The best way to develop those skills and build a professional portfolio is by working for someone else. Graduate students who find the notion of becoming a self-employed writer attractive, beware: Establishing a viable business bears little resemblance to taking on freelance assignments while in school. Going solo directly from academe virtually guarantees going out of business soon after. A good rule of thumb: If you don’t know how to “ask for the order,” handle “scope creep,” and chase aging receivables—and if you don’t know what those things mean—you’re not ready.
Q. What advice would you give graduate students who are considering careers outside academe?
A. Most important, rid yourself of any academic arrogance you may have acquired during graduate school. People with professional degrees, or without advanced degrees of any kind, are not intellectually inferior. They simply have taken different paths and developed other skills. They are often very, very smart, so learn from them. My own mentor was a CPA/M.B.A.
At the same time, be confident of your ability to make the transition. As a Ph.D., you know how to gather, evaluate, and synthesize information. You can see the larger implications of individual ideas or decisions, and place those ideas in context. You know how to write and teach. Such skills are incredibly valuable and increasingly rare.
If you want to make the big break from academe, start by defining your essential skills and interests. In my case, that was writing and working in a creative, highly visual field. Do some research on industries that need what you have to offer and then network relentlessly.
How? Start by telling family and friends that you’re thinking of making a transition out of academe. Do they know anyone in the corporate or nonprofit world—or on the administrative side of higher education—who uses skills like the ones you’ve acquired? Can they refer you to that person for an informational interview?
Don’t overlook people within your own university, starting with research librarians, who may be able to point you to specialized government or industry databases. Remember that many university administrators are Ph.D.'s or A.B.D.'s—seek them out.
Then look for people, inside and outside of academe, who have jobs related in some way to your discipline. For example, market research could be a good option for a psychologist, sociologist, or anthropologist. Set up an informational interview with the professionals in the institutional research office at your university. Find out what they do and ask for referrals (for information, not employment) to outside market-research companies they hire to carry out projects.
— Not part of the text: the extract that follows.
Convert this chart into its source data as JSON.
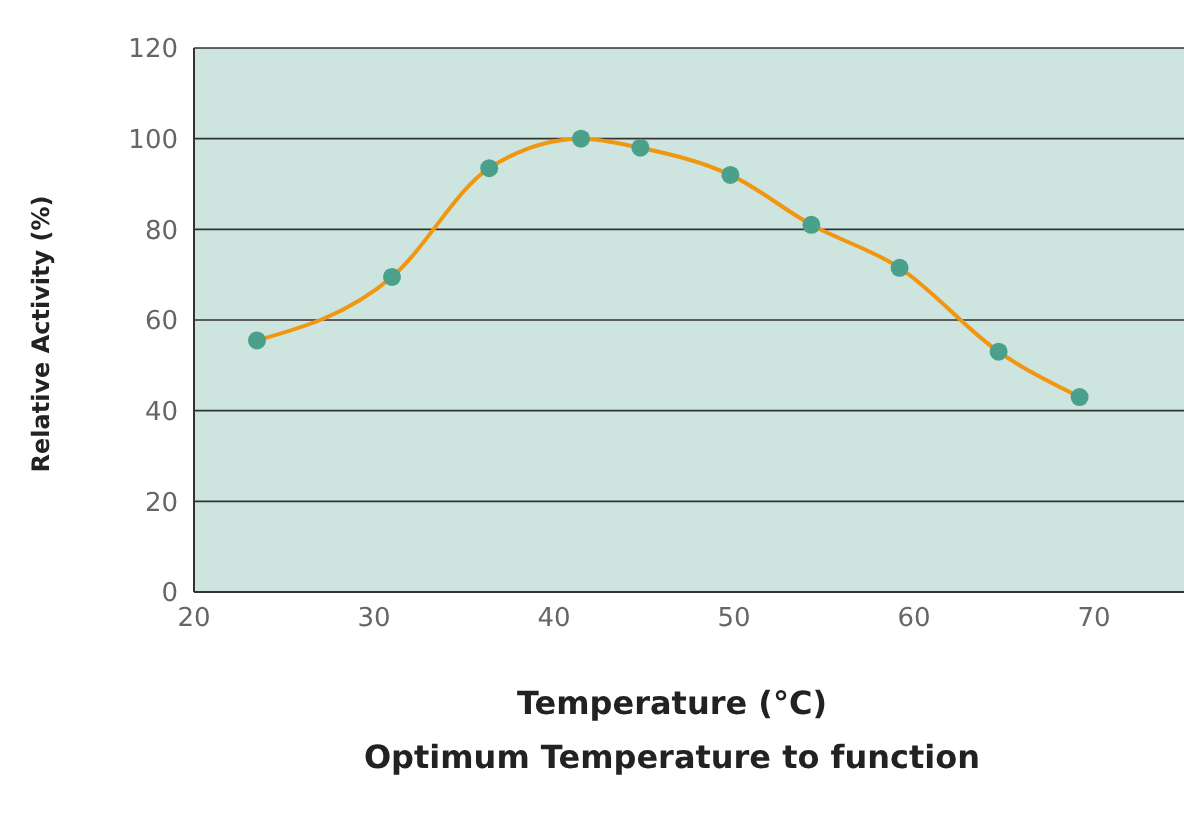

If you’re in languages and literatures, you could explore educational travel or cultural tourism. Meet with your study-abroad office; ask the staff members about their work and also for referrals to tour organizations with which they may have partnerships.
If you’re drawn to my field, introduce yourself to the communications office. Again, ask the staff members about the office’s scope of services and for referrals to writers, designers, and other creative professionals they work with.
A simple way to get some experience is to inquire about taking on freelance work for the alumni magazine, which is often looking for freelancers to write articles. Consider pitching a story of your own if you’ve had an unusual experience in research or fieldwork. That kind of writing pays little, but it’s a good way to meet professionals and to generate samples for your portfolio.
Finally, keep in mind: Most people want to be helpful, especially if you are genuinely enthusiastic about exploring a new field. Be gracious, and thank those who take the time to guide you. Leave room for serendipity, and free yourself to take risks. And keep learning: A Ph.D. is only the beginning.